Unidad de Factores de Riesgo Vascular, Nefrología, Hospital Universitario de Jerez, Jerez de la Frontera, Cádiz, Spain.
Centro de salud El Posito, Arcos de la Frontera, Cádiz, Spain.
Nefrologia (Engl Ed). 2021 May-Jun;41(3):258-275. doi: 10.1016/j.nefroe.2021.08.001. Epub 2021 Sep 1.

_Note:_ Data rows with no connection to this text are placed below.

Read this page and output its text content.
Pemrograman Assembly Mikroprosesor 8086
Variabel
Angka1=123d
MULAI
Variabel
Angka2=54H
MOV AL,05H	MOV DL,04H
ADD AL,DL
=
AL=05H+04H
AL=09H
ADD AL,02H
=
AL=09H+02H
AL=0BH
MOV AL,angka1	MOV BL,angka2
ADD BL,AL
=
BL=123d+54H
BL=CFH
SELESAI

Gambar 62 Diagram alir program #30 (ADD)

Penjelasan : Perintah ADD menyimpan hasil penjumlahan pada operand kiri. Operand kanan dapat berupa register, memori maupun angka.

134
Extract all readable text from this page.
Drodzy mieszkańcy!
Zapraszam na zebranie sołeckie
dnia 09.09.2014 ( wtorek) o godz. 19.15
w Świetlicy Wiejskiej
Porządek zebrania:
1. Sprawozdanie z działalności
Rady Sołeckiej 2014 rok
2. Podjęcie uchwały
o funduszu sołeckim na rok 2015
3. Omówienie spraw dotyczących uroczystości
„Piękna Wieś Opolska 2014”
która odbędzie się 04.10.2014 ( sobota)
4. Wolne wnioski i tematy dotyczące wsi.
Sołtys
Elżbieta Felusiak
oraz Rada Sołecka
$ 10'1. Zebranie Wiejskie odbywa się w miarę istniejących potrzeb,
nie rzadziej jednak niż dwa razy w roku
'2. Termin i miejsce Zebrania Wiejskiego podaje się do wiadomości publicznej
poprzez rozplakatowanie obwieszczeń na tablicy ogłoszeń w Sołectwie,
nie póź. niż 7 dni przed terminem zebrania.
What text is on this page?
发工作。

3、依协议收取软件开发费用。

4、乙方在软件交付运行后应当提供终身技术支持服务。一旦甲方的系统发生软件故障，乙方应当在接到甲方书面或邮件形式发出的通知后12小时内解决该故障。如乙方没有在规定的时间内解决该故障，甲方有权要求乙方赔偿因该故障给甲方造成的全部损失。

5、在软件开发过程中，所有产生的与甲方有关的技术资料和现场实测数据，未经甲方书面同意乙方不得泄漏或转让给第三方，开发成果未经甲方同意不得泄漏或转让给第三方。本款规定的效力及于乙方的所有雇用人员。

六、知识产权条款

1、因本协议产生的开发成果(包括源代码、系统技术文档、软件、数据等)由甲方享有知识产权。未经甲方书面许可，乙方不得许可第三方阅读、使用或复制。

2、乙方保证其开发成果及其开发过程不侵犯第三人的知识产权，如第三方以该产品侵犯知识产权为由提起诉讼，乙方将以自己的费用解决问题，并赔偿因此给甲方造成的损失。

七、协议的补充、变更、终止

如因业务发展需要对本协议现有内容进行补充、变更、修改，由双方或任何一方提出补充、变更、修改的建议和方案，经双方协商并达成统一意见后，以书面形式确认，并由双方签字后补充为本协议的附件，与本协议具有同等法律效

There are many experimental data supporting the involvement of aldosterone and mineralcorticoid receptor (MR) activation in the genesis and progression of chronic kidney disease (CKD) and cardiovascular damage. Many studies have shown that in diabetic and non-diabetic CKD, blocking the renin-angiotensin-aldosterone (RAAS) system with conversion enzyme inhibitors (ACEi) or angiotensin II receptor blockers (ARBs) decreases proteinuria, progression of CKD and mortality, but there is still a significant residual risk of developing these events. In subjects treated with ACEi or ARBs there may be an aldosterone breakthrough whose prevalence in subjects with CKD can reach 50%. Several studies have shown that in CKD, the aldosterone antagonists (spironolactone, eplerenone) added to ACEi or ARBs, reduce proteinuria, but increase the risk of hyperkalemia. Other studies in subjects treated with dialysis suggest a possible beneficial effect of antialdosteronic drugs on CV events and mortality. Newer potassium binders drugs can prevent/decrease hyperkalemia induced by RAAS blockade, and may reduce the high discontinuation rates or dose reduction of RAAS-blockers. The nonsteroidal MR blockers, with more potency and selectivity than the classic ones, reduce proteinuria and have a lower risk of hyperkalemia. Several clinical trials, currently underway, will determine the effect of classic MR blockers on CV events and mortality in subjects with stage 3b CKD and in dialysis patients, and whether in patients with type 2 diabetes mellitus and CKD, optimally treated and with high risk of CV and kidney events, the addition of finerenone to their treatment produces cardiorenal benefits. Large randomized trials have shown that sodium glucose type 2 cotransporter inhibitors (SGLT2i) reduce mortality and the development and progression of diabetic and nondiabetic CKD. There are pathophysiological arguments, which raise the possibility that the triple combination ACEi or ARBs, SGLT2i and aldosterone antagonist provide additional renal and cardiovascular protection.
有许多实验数据支持醛固酮和盐皮质激素受体 (MR) 激活参与慢性肾脏病 (CKD) 和心血管损伤的发生和进展。许多研究表明,在糖尿病和非糖尿病 CKD 中,用血管紧张素转换酶抑制剂 (ACEi) 或血管紧张素 II 受体阻滞剂 (ARB) 阻断肾素-血管紧张素-醛固酮 (RAAS) 系统可减少蛋白尿、CKD 进展和死亡率,但仍存在发生这些事件的显著残余风险。在接受 ACEi 或 ARB 治疗的患者中,可能存在醛固酮突破,其在 CKD 患者中的患病率可达 50%。几项研究表明,在 CKD 中,醛固酮拮抗剂 (螺内酯、依普利酮) 加用 ACEi 或 ARB 可减少蛋白尿,但增加高钾血症的风险。在接受透析治疗的患者中进行的其他研究表明,抗醛固酮药物可能对 CV 事件和死亡率有有益影响。新型钾结合剂药物可预防/减少 RAAS 阻断引起的高钾血症,并可能降低 RAAS 阻滞剂的高停药率或剂量减少率。与经典药物相比,非甾体类 MR 阻滞剂具有更强的效力和选择性,可减少蛋白尿,且低钾血症风险较低。目前正在进行的几项临床试验将确定经典 MR 阻滞剂在 3b 期 CKD 患者和透析患者中的 CV 事件和死亡率的影响,以及在 2 型糖尿病和 CKD 患者中,将非奈利酮加入其治疗是否会产生心脏肾脏获益。大型随机试验表明,钠葡萄糖共转运蛋白 2 抑制剂 (SGLT2i) 可降低死亡率和糖尿病和非糖尿病 CKD 的发生和进展。有一些病理生理学依据表明,ACEi 或 ARBs、SGLT2i 和醛固酮拮抗剂的三联组合可能提供额外的肾脏和心血管保护。